Email tapping by ISPs, forwarder addresses, and crypto proxies

Eugen Leitl eugen at leitl.org
Wed Jul 7 08:17:48 PDT 2004


On Wed, Jul 07, 2004 at 10:28:01AM -0400, Tyler Durden wrote:

> Well, I don't actually believe it's all recorded. As I've attempted to
> explain previously, "they" almost certainly have risk models in place. When
> several variables twinkle enough (eg, origination area, IP address,
> presence of crypto...) some rule fires and then diverts a copy into the
> WASP'S Nest. There's probably some kind of key word search that either
> diverts the copy into storage or into the short list for an analyst to peek
> it.

How much plain text can ~10^9 online monkeys daily enter into their keyboard?
A ~10^3 average ballpark gives you a TByte/day (minus the redundancy), which
is currently a 1U worth of SATA RAID/day, or 3 years worth of world's entire
traffic
in a 10^3 node cluster, which is on the low side these days.
Hard drive storage density goes up exponentially, and probably
faster than people can go online (the old world has saturated) -- it isn't a
problem, given that population increase doesn't occur at these growth rates.
You don't have to delete anything, ever.

Given what Google manages with some 10^4..10^5 nodes, this problem set looks
puny in
comparison. Keeping the data on a cluster gives you the local crunch to do
some very nontrivial data mining, especially if you narrow the scope down
sufficiently to be able to lock the data in memory and crunch it there.

Fax OCR/telex is just as easy, speech recognition doable, given the budget.

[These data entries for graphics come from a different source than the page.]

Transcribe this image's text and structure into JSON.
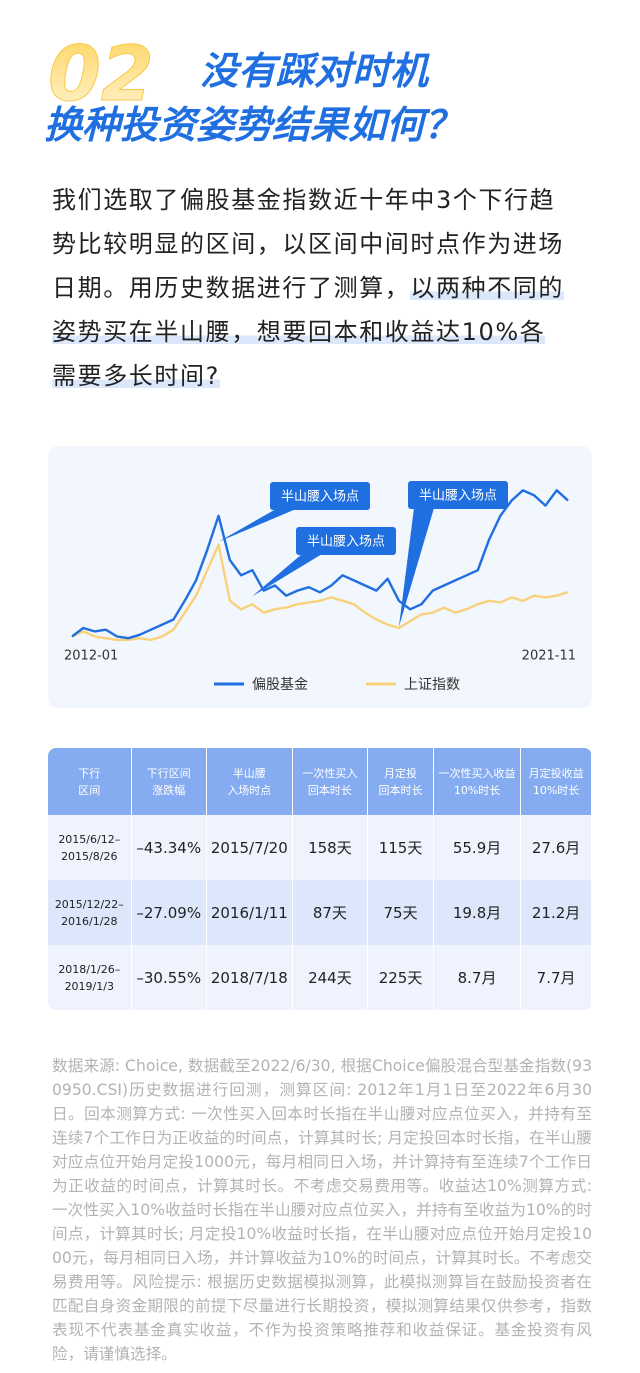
{
  "header": {
    "number": "02",
    "title_lines": [
      "没有踩对时机",
      "换种投资姿势结果如何？"
    ]
  },
  "paragraph": {
    "lines": [
      [
        {
          "text": "我们选取了偏股基金指数近十年中3个下行趋",
          "highlight": false
        }
      ],
      [
        {
          "text": "势比较明显的区间，以区间中间时点作为进场",
          "highlight": false
        }
      ],
      [
        {
          "text": "日期。用历史数据进行了测算，",
          "highlight": false
        },
        {
          "text": "以两种不同的",
          "highlight": true
        }
      ],
      [
        {
          "text": "姿势买在半山腰，想要回本和收益达10%各",
          "highlight": true
        }
      ],
      [
        {
          "text": "需要多长时间?",
          "highlight": true
        }
      ]
    ]
  },
  "chart_data": {
    "type": "line",
    "categories": [
      "2012-01",
      null,
      null,
      null,
      null,
      null,
      null,
      null,
      null,
      null,
      null,
      null,
      null,
      null,
      null,
      null,
      null,
      null,
      null,
      null,
      null,
      null,
      null,
      null,
      null,
      null,
      null,
      null,
      null,
      null,
      null,
      null,
      null,
      null,
      null,
      null,
      null,
      null,
      null,
      null,
      null,
      null,
      null,
      null,
      "2021-11"
    ],
    "series": [
      {
        "name": "偏股基金",
        "color": "#1f6fe0",
        "values": [
          5,
          10,
          8,
          9,
          5,
          4,
          6,
          9,
          12,
          15,
          26,
          38,
          56,
          76,
          50,
          41,
          44,
          32,
          35,
          29,
          32,
          34,
          31,
          35,
          41,
          38,
          35,
          32,
          39,
          26,
          21,
          24,
          32,
          35,
          38,
          41,
          44,
          62,
          76,
          85,
          91,
          88,
          82,
          91,
          85
        ]
      },
      {
        "name": "上证指数",
        "color": "#f8d27a",
        "values": [
          5,
          8,
          5,
          4,
          3,
          3,
          4,
          3,
          5,
          9,
          19,
          29,
          44,
          59,
          26,
          21,
          24,
          19,
          21,
          22,
          24,
          25,
          26,
          28,
          26,
          24,
          19,
          15,
          12,
          10,
          14,
          18,
          19,
          22,
          19,
          21,
          24,
          26,
          25,
          28,
          26,
          29,
          28,
          29,
          31
        ]
      }
    ],
    "ylim": [
      0,
      100
    ],
    "annotations": [
      "半山腰入场点",
      "半山腰入场点",
      "半山腰入场点"
    ],
    "legend": "bottom"
  },
  "table": {
    "header": [
      "下行\n区间",
      "下行区间\n涨跌幅",
      "半山腰\n入场时点",
      "一次性买入\n回本时长",
      "月定投\n回本时长",
      "一次性买入收益\n10%时长",
      "月定投收益\n10%时长"
    ],
    "rows": [
      [
        "2015/6/12–\n2015/8/26",
        "–43.34%",
        "2015/7/20",
        "158天",
        "115天",
        "55.9月",
        "27.6月"
      ],
      [
        "2015/12/22–\n2016/1/28",
        "–27.09%",
        "2016/1/11",
        "87天",
        "75天",
        "19.8月",
        "21.2月"
      ],
      [
        "2018/1/26–\n2019/1/3",
        "–30.55%",
        "2018/7/18",
        "244天",
        "225天",
        "8.7月",
        "7.7月"
      ]
    ]
  },
  "footnote": "数据来源: Choice, 数据截至2022/6/30, 根据Choice偏股混合型基金指数(930950.CSI)历史数据进行回测，测算区间: 2012年1月1日至2022年6月30日。回本测算方式: 一次性买入回本时长指在半山腰对应点位买入，并持有至连续7个工作日为正收益的时间点，计算其时长; 月定投回本时长指，在半山腰对应点位开始月定投1000元，每月相同日入场，并计算持有至连续7个工作日为正收益的时间点，计算其时长。不考虑交易费用等。收益达10%测算方式: 一次性买入10%收益时长指在半山腰对应点位买入，并持有至收益为10%的时间点，计算其时长; 月定投10%收益时长指，在半山腰对应点位开始月定投1000元，每月相同日入场，并计算收益为10%的时间点，计算其时长。不考虑交易费用等。风险提示: 根据历史数据模拟测算，此模拟测算旨在鼓励投资者在匹配自身资金期限的前提下尽量进行长期投资，模拟测算结果仅供参考，指数表现不代表基金真实收益，不作为投资策略推荐和收益保证。基金投资有风险，请谨慎选择。"
}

We don't know whether they are actually doing it (I *think* these people are
too conservative to be doing clusters right now, so they're probably doing
storage hierarchies with tape libraries -- but then they as well could be MIB
types years ahead of the mainstream), the point it is that they
could, given the documented amount of hired talent and official budget.